Cecilio Morales said...

Genevieve, a vehicle is not for communicating, it is for transporting.

In the United States we have abolished slavery, so Heart could never be "mine," but her sense of the subversive seems to be quite different from yours, as -- politics aside -- Goya was expressing the conventional sense of tension in his part of the baroque era.

Picasso's legit short name was Pablo Ruiz y Picasso, or Pablo Ruiz, with Clito being merely one of his many forenames.

The bushmen in "The Gods Must Be Crazy" find a Coke bottle, not a Coke sign.

For a sign see http://www.coca-colastore.com/ and look for signs.

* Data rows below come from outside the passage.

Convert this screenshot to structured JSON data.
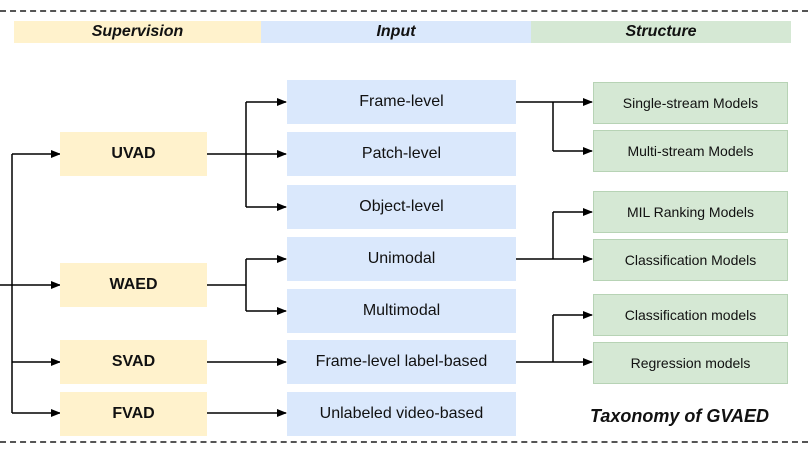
{
  "headers": {
    "supervision": "Supervision",
    "input": "Input",
    "structure": "Structure"
  },
  "supervision": [
    "UVAD",
    "WAED",
    "SVAD",
    "FVAD"
  ],
  "input": [
    "Frame-level",
    "Patch-level",
    "Object-level",
    "Unimodal",
    "Multimodal",
    "Frame-level label-based",
    "Unlabeled video-based"
  ],
  "structure": [
    "Single-stream Models",
    "Multi-stream Models",
    "MIL Ranking Models",
    "Classification Models",
    "Classification models",
    "Regression models"
  ],
  "title": "Taxonomy of GVAED",
  "colors": {
    "supervision_fill": "#fff2cc",
    "input_fill": "#dae8fc",
    "structure_fill": "#d5e8d4",
    "connector": "#000000"
  }
}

I mean the round ones.

Anonymous said...

VEHICLE


"From Webster:

Function: noun Etymology: French véhicule, from Latin vehiculum carriage, conveyance, from vehere to carry — more at way Date: 1612

1 a: an inert medium (as a syrup) in which a medicinally active agent is administered b: any of various media acting usually as solvents, carriers, or binders for active ingredients or pigments

2: an agent of transmission : carrier

3: a medium through which something is expressed, achieved, or displayed: an investment vehicle ; especially : a work created especially to display the talents of a particular performer

4: a means of carrying or transporting something: planes, trains, and other vehicles: as a: motor vehicle b: a piece of mechanized equipment"

Goya, baroque era???!!! OK I give up.